Solution #2 I would recommend it as an alternate option, but the drawback of similarity based on 1 file is indeed a problem. Many files will have a lesser relationship to it than if they were compared to another mp3. This means a lot of false positives. However, you do have controls on the match percentages now so it can be limited to high % matches. This would not be the perfect solution, the program would have to be run multiple times to keep trimming down results and the same results that were not taken care of will appear again. However, it can be useful to delete a good amount of duplicates in an easy and secure way on a large file set.

I can see some issues in accidental match deleting in solution 2 maybe? Unless you allow each mp3 to be on the list only once whether it be candidate or candidate match. That is, unless the file purging process is redesigned as explained below:

My suggestion: Batch deletions should be performed like deleting files from 1 file group at a time:

Currently:
--------------------
I delete 1 file group at a time: The deleted files are checked against the remaining list and all inverse relationships and matches under all groupings are purged.

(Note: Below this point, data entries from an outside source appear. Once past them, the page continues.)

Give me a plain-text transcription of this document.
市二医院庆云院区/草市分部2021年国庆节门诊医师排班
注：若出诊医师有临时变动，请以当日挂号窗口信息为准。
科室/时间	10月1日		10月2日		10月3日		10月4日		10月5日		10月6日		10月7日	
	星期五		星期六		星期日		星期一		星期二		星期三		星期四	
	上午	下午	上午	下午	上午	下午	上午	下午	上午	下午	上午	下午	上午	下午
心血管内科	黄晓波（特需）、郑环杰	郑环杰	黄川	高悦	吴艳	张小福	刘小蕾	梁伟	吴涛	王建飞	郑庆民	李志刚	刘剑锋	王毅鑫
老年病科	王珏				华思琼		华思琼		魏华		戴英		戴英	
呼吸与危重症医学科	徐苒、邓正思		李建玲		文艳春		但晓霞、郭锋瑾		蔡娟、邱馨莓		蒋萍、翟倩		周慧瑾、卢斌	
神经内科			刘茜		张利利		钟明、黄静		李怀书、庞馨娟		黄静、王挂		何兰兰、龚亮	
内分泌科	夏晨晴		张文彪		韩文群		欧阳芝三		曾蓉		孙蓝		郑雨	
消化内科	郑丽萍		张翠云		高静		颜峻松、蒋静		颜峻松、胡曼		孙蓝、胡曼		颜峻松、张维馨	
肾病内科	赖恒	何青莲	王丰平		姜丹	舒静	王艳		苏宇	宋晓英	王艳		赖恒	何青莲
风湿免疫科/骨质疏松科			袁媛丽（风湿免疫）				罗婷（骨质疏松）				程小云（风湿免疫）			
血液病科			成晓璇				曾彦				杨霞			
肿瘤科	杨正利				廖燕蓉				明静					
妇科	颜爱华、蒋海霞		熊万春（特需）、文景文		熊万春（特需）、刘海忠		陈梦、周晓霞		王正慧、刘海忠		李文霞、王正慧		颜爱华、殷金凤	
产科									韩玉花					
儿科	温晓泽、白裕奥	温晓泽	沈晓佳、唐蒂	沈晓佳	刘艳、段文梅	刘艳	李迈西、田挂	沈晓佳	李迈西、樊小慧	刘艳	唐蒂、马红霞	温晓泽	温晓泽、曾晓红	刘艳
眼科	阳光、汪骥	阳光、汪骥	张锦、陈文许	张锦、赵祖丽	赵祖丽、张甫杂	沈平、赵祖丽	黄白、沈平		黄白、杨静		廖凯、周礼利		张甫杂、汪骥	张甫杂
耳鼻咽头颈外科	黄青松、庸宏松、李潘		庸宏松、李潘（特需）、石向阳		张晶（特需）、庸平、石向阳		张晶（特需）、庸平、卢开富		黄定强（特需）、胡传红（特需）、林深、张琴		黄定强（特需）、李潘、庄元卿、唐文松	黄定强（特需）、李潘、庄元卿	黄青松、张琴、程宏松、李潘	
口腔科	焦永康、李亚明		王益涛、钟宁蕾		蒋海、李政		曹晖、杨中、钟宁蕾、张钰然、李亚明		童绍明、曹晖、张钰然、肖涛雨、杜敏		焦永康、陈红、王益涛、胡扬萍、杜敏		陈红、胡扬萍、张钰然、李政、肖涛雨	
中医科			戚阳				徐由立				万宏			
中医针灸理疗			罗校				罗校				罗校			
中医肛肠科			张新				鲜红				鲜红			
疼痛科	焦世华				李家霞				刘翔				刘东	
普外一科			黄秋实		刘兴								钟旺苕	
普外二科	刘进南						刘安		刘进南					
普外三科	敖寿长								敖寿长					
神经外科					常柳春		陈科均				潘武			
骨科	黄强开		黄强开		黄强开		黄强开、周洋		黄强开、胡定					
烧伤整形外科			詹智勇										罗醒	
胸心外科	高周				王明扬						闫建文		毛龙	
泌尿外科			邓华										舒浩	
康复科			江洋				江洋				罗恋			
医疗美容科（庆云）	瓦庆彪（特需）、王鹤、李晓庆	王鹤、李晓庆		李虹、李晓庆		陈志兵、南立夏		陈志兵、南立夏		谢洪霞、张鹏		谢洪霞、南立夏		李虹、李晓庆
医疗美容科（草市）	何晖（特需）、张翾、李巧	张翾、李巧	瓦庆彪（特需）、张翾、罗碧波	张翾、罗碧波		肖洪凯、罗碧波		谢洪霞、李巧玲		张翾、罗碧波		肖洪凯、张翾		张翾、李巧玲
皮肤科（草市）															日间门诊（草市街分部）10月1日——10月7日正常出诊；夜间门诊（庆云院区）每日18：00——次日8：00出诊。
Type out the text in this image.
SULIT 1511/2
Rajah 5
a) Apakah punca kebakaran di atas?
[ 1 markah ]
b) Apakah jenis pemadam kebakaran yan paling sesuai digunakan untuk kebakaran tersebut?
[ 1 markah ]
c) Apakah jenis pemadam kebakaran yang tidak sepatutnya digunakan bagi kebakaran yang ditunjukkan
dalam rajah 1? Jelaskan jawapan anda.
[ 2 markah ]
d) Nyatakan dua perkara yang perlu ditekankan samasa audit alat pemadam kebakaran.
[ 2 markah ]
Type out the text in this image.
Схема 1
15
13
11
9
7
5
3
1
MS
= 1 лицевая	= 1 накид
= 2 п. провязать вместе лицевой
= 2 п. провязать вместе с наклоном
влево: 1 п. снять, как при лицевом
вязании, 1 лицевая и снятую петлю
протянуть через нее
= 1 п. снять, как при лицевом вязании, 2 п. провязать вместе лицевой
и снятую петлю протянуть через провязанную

I delete a bunch of files under multiple groups at once: The deleted file list is compared to the remaining file list. If the deleted file list contains inverse relationships among candidates or the issue I described for solution #1, many incorrect deletions will occur.
--------------------

So, if a user selects a bunch of files for deletion, in the code delete them 1 by 1 and compare them to the list. This will erase groupings of same matches or inverse relationships, preventing unintended deletions even if they are selected again further down the list.

17
In my opinion this is the most critical issue. It destroys the basic functionality and purpose of the program. I have also suffered because of this. Luckily, all my music is on an extra disk and I was able to recover most songs completely intact so I can figure out if they have any copies left still. Normally I would not delete them completely from the recycle bin, but my recycle bin was going crazy? Not entirely music-similarity fault...

The only safe way to use this program at the moment is to delete match groups one by one so the list will be reprocessed to purge inverse relationships. It really is important that people understand this.

18
General / Several questions about similarity
« on: May 21, 2010, 21:19:06 »
So far I can tell you its working great and has churned through ~20,000 results out of ~20,000 in about 2 hours on content 90%. I did try content precision at first but it was going much slower, probably for the reason I explained above. It looks like you are right about the false positives taking up so much processing time.

19
General / Several questions about similarity
« on: May 21, 2010, 19:28:42 »
Oh great, beta right when I need it the most. I'll have you know I've been working on my music for a year so now that I am at this step at this point in time precision comparison is a godsend.

I'll give some feedback on it. Thanks a ton.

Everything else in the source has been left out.